Why is Narcan being pushed so hard?
The Biden Administration today launched a media marketing campaign to promote Narcan.
The goal of the campaign is to target young people through social media posts and advertisements in locations such as college campuses, restaurants, and bars.
It will use online influencers like college athletes and ‘lifestyle content creators’ to urge people to keep the nasal spray to hand in case they or a friend overdose.
Fentanyl, which is flooding into the US from Mexico and China, has become the leading cause of death for those aged 18 to 49, surpassing guns and car accidents.

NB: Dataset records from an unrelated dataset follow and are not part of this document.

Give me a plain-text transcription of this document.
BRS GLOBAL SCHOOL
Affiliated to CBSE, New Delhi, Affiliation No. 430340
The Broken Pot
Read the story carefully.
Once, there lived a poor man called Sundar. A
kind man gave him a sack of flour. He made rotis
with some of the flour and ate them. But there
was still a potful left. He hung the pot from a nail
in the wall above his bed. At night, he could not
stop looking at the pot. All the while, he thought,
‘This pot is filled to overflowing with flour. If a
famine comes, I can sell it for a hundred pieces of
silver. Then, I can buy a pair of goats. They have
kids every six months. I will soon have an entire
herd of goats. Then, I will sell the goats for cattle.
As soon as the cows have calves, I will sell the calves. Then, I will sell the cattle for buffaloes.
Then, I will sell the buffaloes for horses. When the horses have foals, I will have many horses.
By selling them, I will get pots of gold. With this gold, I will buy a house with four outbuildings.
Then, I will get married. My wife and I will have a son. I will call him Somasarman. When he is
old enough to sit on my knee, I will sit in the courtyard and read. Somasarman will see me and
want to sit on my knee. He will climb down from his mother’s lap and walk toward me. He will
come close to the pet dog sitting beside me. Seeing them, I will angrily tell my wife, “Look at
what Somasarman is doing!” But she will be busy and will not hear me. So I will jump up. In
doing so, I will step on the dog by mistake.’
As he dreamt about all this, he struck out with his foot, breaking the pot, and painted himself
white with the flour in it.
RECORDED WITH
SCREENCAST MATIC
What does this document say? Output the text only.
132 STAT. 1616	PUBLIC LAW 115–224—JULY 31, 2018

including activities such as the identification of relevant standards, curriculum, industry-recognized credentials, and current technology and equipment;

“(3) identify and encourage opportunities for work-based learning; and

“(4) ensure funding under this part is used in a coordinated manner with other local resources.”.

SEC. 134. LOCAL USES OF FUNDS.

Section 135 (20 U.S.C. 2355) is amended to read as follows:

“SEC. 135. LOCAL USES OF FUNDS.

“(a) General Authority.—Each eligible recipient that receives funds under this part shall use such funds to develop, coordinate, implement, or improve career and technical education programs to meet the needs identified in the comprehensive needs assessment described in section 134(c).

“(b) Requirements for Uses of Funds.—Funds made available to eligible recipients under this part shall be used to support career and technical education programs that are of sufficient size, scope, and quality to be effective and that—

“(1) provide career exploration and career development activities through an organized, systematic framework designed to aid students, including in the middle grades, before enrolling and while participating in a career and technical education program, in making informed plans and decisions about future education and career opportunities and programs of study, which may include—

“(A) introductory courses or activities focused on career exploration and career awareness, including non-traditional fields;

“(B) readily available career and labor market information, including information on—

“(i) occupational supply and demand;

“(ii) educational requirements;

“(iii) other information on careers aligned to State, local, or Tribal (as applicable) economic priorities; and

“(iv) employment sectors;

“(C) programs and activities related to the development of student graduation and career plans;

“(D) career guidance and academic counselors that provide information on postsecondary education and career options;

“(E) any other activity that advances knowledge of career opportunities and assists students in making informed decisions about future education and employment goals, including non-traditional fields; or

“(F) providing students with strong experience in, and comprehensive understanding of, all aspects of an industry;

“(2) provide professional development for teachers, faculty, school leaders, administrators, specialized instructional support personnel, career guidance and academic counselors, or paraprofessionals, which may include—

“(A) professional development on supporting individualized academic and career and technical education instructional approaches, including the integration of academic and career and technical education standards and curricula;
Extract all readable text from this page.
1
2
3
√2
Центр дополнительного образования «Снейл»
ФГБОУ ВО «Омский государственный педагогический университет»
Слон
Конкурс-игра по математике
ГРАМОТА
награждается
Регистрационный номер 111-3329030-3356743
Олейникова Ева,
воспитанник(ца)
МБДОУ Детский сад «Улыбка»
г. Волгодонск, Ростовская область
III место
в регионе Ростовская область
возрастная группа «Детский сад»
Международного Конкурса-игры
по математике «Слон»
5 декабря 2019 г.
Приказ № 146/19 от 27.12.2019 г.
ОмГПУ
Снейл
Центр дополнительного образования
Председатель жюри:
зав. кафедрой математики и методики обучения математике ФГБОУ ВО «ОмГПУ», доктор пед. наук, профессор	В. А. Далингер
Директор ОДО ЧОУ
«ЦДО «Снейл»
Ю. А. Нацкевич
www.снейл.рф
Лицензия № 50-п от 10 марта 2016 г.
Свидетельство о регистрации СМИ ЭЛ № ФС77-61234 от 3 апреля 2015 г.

The NIH estimated fentanyl-related deaths in young people increased by 182 percent from 2019 to 2021.
It is cheap, highly addictive, relatively easy to smuggle into the US, and cost effective for dealers to mix it into their supplies, which saves them money and can extend or boost the high experienced by users.
Narcan has an extremely high success rate. A study from Brigham and Women’s hospital found that 94 percent of people who were given naloxone survived their overdose.
In a study from Harm Reduction Journal, more than 90 percent of participants were worried that a single box of Narcan would not be enough for a successful reversal. However, 95 percent of overdose events were prevented.
Launching the public health campaign today, Biden’s drug czar Dr Rahul Gupta said: ‘We know that the majority of adolescent overdose deaths had one or more bystanders nearby, and that’s why today’s announcement is so critical—we are meeting young people where they are to prevent drug poisonings being driven by illicit fentanyl and ensure they know how they can save a life with Naloxone.
‘This campaign builds on President Biden’s whole-of-government approach to beat the overdose epidemic by working to get Naloxone into all communities and dismantle drug trafficking operations producing lethal substances like fentanyl.
‘Our message is simple: Naloxone is a medication that can reverse an opioid overdose, it’s easy to use, and it’s available without a prescription in all 50 states.
‘Even if young people or their friends don’t use drugs, carrying Naloxone could help them save a life in the event of an overdose.’